2022 IWOC Panel Discussions: Stories of Empowerment

IWOC Panels

The U.S. Secretary of State’s International Women of Courage Award recognizes women from around the globe who have demonstrated exceptional courage and leadership in advocating for peace, justice, human rights, gender equality, and women’s empowerment, often at great personal risk and sacrifice.

In late March, the State Department announced two online panel discussions featuring five of the ten International Women of Courage honored in 2022. The awardees are participants of the International Visitor Leadership Program (IVLP), the U.S. Department of State’s premier professional exchange program, to cultivate lasting connections with their American counterparts. These are the women that AWIU will be honoring at our 2022 IWOC Celebration and supporting with a grant to continue their work.

The first discussion, hosted by the Georgetown Institute for Women, Peace and Security (GIWPS), in partnership with the U.S. Department of State, was on Wednesday, March 30, 2022. The GIWPS panel consisted of three 2022 awardees whose work defended human rights and advanced peace and security in the most challenging contexts. From Brazil, Burma, and Liberia, they shared their stories, strategies for effecting positive change, and recommendations to human rights defenders around the world and the international community looking to support their work.

The panel was moderated by Ambassador Melanne Verveer, Executive Director, GIWPS, with opening remarks by Katrina Fotovat, Senior Official to the Secretary of State, Office of Global Women’s Issues. The panelists were Ei Thinzar Maung, Deputy Minister for Women, Youths, and Children Affairs, Burma; Facia Boyenoh Harris, Co-Founder, Paramount Young Women Initiative and Liberian Feminist Forum, Liberia; and Simone Sibilio do Nascimento, Prosecutor, Rio de Janeiro State’s Public Ministry, Brazil.

Ei Thinzar Maung discussed her focus on putting women’s rights into the Burmese constitution. She said, “We must talk about this rights issue now, while fighting for democracy against the military coup. Otherwise, we will lose the opportunity – and this discrimination against women is not normal.”

Facia Boyenoh stated that her primary audience is women, but spoke of the necessity to bring men into the work so that they could serve as eventual change agents to tackle gender-based violence.

Simone Sibilio do Nascimento talked about how, in her role as the first woman to head the fight against organized crime in Brazil, she defended a woman who had been murdered, and how this was
“both a weight and a stimulant” for her. She also emphasized the importance of a woman heading the effort against organized crime, so that the community would take women seriously.

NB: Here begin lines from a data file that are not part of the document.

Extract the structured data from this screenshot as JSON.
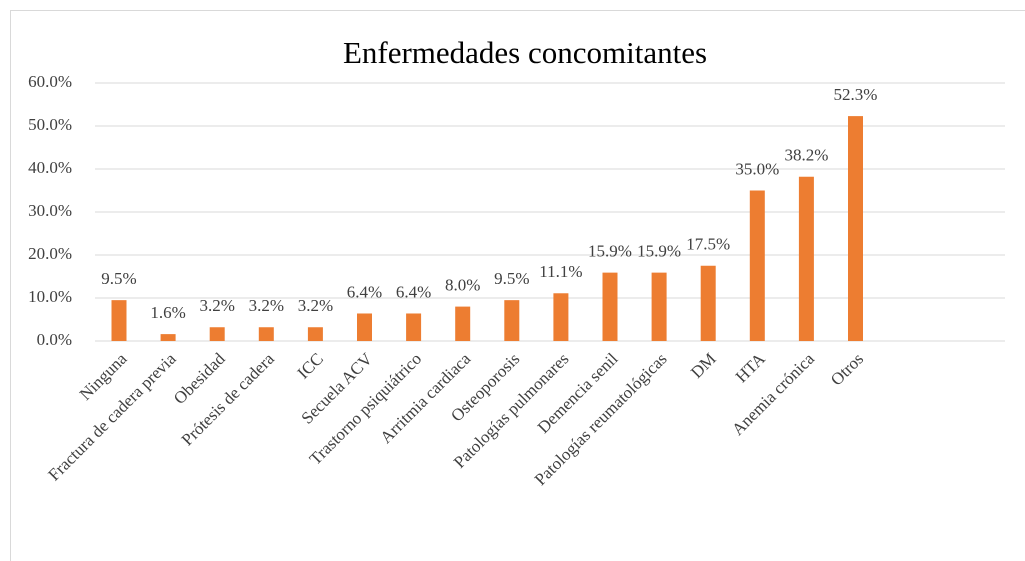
{
  "chart_data": {
    "type": "bar",
    "title": "Enfermedades concomitantes",
    "categories": [
      "Ninguna",
      "Fractura de cadera previa",
      "Obesidad",
      "Prótesis de cadera",
      "ICC",
      "Secuela ACV",
      "Trastorno psiquiátrico",
      "Arritmia cardiaca",
      "Osteoporosis",
      "Patologías pulmonares",
      "Demencia senil",
      "Patologías reumatológicas",
      "DM",
      "HTA",
      "Anemia crónica",
      "Otros"
    ],
    "values": [
      9.5,
      1.6,
      3.2,
      3.2,
      3.2,
      6.4,
      6.4,
      8.0,
      9.5,
      11.1,
      15.9,
      15.9,
      17.5,
      35.0,
      38.2,
      52.3
    ],
    "value_labels": [
      "9.5%",
      "1.6%",
      "3.2%",
      "3.2%",
      "3.2%",
      "6.4%",
      "6.4%",
      "8.0%",
      "9.5%",
      "11.1%",
      "15.9%",
      "15.9%",
      "17.5%",
      "35.0%",
      "38.2%",
      "52.3%"
    ],
    "color": "#ed7d31",
    "ylim": [
      0,
      60
    ],
    "yticks": [
      {
        "value": 0,
        "label": "0.0%"
      },
      {
        "value": 10,
        "label": "10.0%"
      },
      {
        "value": 20,
        "label": "20.0%"
      },
      {
        "value": 30,
        "label": "30.0%"
      },
      {
        "value": 40,
        "label": "40.0%"
      },
      {
        "value": 50,
        "label": "50.0%"
      },
      {
        "value": 60,
        "label": "60.0%"
      }
    ],
    "grid": true
  }
}
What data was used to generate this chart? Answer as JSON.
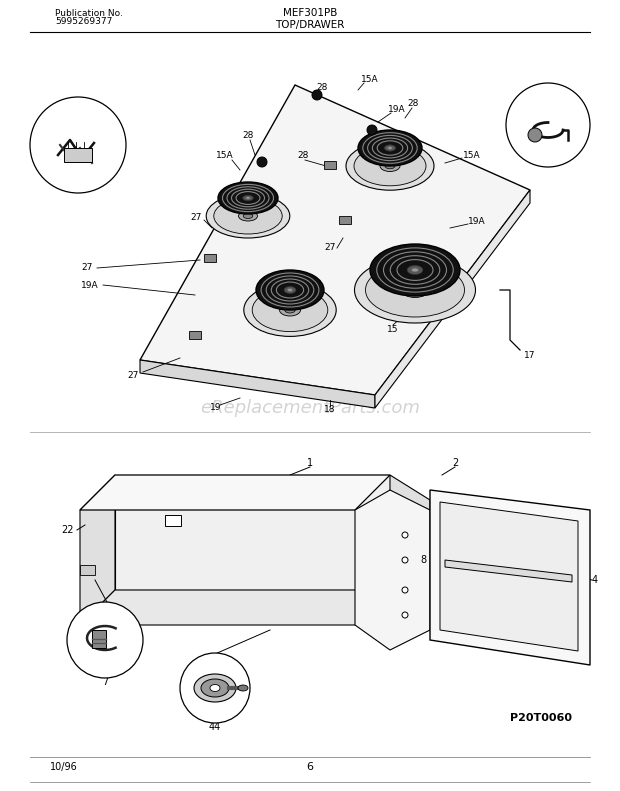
{
  "title_center": "MEF301PB",
  "title_sub": "TOP/DRAWER",
  "pub_no": "Publication No.",
  "pub_num": "5995269377",
  "date": "10/96",
  "page": "6",
  "part_code": "P20T0060",
  "watermark": "eReplacementParts.com",
  "bg_color": "#ffffff",
  "lc": "#000000",
  "wm_color": "#cccccc"
}
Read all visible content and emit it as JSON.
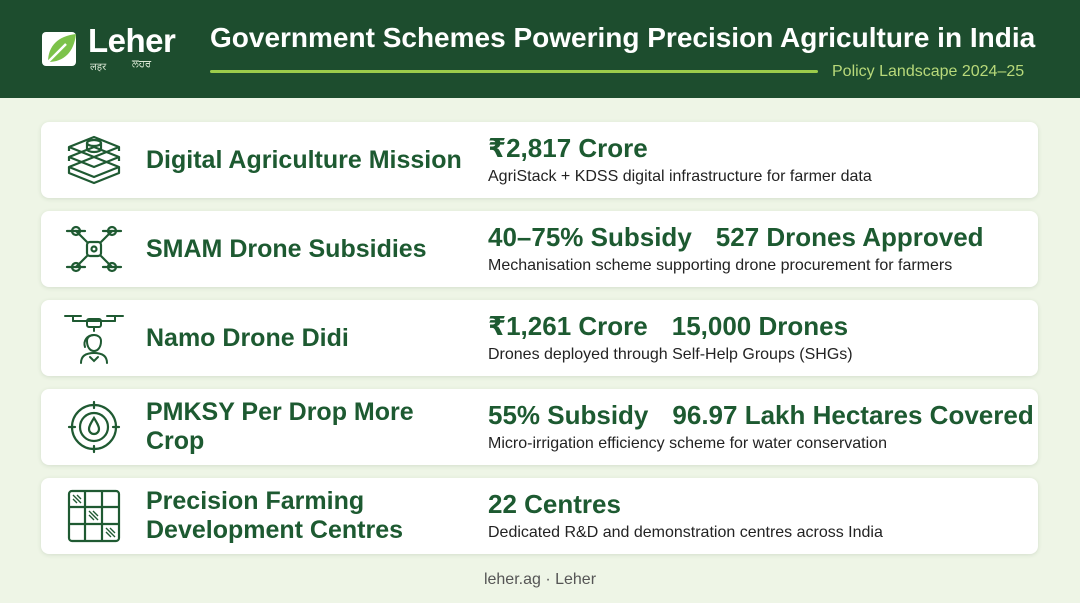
{
  "brand": {
    "name": "Leher",
    "sub_left": "लहर",
    "sub_right": "ਲਹਰ"
  },
  "header": {
    "title": "Government Schemes Powering Precision Agriculture in India",
    "subtitle": "Policy Landscape 2024–25"
  },
  "colors": {
    "header_bg": "#1d4d2e",
    "accent": "#9ccc4b",
    "text_green": "#1d5a31",
    "page_bg": "#eef5e6"
  },
  "schemes": [
    {
      "icon": "server-stack-icon",
      "name": "Digital Agriculture Mission",
      "stats": [
        "₹2,817 Crore"
      ],
      "description": "AgriStack + KDSS digital infrastructure for farmer data"
    },
    {
      "icon": "drone-icon",
      "name": "SMAM Drone Subsidies",
      "stats": [
        "40–75% Subsidy",
        "527 Drones Approved"
      ],
      "description": "Mechanisation scheme supporting drone procurement for farmers"
    },
    {
      "icon": "drone-woman-icon",
      "name": "Namo Drone Didi",
      "stats": [
        "₹1,261 Crore",
        "15,000 Drones"
      ],
      "description": "Drones deployed through Self-Help Groups (SHGs)"
    },
    {
      "icon": "water-drop-target-icon",
      "name": "PMKSY Per Drop More Crop",
      "stats": [
        "55% Subsidy",
        "96.97 Lakh Hectares Covered"
      ],
      "description": "Micro-irrigation efficiency scheme for water conservation"
    },
    {
      "icon": "field-grid-icon",
      "name": "Precision Farming Development Centres",
      "stats": [
        "22 Centres"
      ],
      "description": "Dedicated R&D and demonstration centres across India"
    }
  ],
  "footer": {
    "text": "leher.ag · Leher"
  }
}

The second panel discussion, which took place on Thursday, March 31, 2022, was hosted by the United States Institute of Peace in partnership with the U.S. Department of State. Titled “Women, Climate Change and Peacebuilding,” this panel featured 2022 International Women of Courage Awardees Josefina Klinger Zúñiga and Rizwana Hasan, who have worked tirelessly to combat the climate crisis, promote environmental protection, and elevate the unique ways women and girls are impacted by the destruction of the environment. Furthering the discussion were Kamissa Camara, moderator, Senior Visiting Expert on the Sahel, U.S. Institute of Peace; Tegan Blaine, Director, Climate, Environment and Conflict, U.S. Institute of Peace; and Katrina Fotovat, Senior Official, Office of Global Women’s Issues, U.S. State Department.

Josefina Klinger Zúñiga works as a human rights and environmental defender and founded Mano Cambiada (“Changed Hand”) in Colombia to produce sustainable incomes and advance the rights of her community by training leaders on environmental resource management. She talked about nature’s generosity, and her focus on “writing a new story about climate change.” As a leader and teacher, she works with children and youth to create a new model for economic viability, relying upon social knowledge, not academic credentials. About her inspiration, she said, “I believe in small revolutions. My elders always said, when it’s most dark, the sun is going to rise.”

Rizwana Hasan is a lawyer who fights environmental and human exploitation in Bangladesh through the courts using a people-centered focus on environmental justice. She explained, “Ten million women are involved in food production in Bangladesh, over fifty percent of the population. They have become the managers of climate change by default, and they are the leaders of climate adaptation.” She also talked about the 1927 Forest Act, enacted by the British colonizers, which suppresses the rights of tribal people in favor of development, and the need for a paradigm shift in the use of natural resources.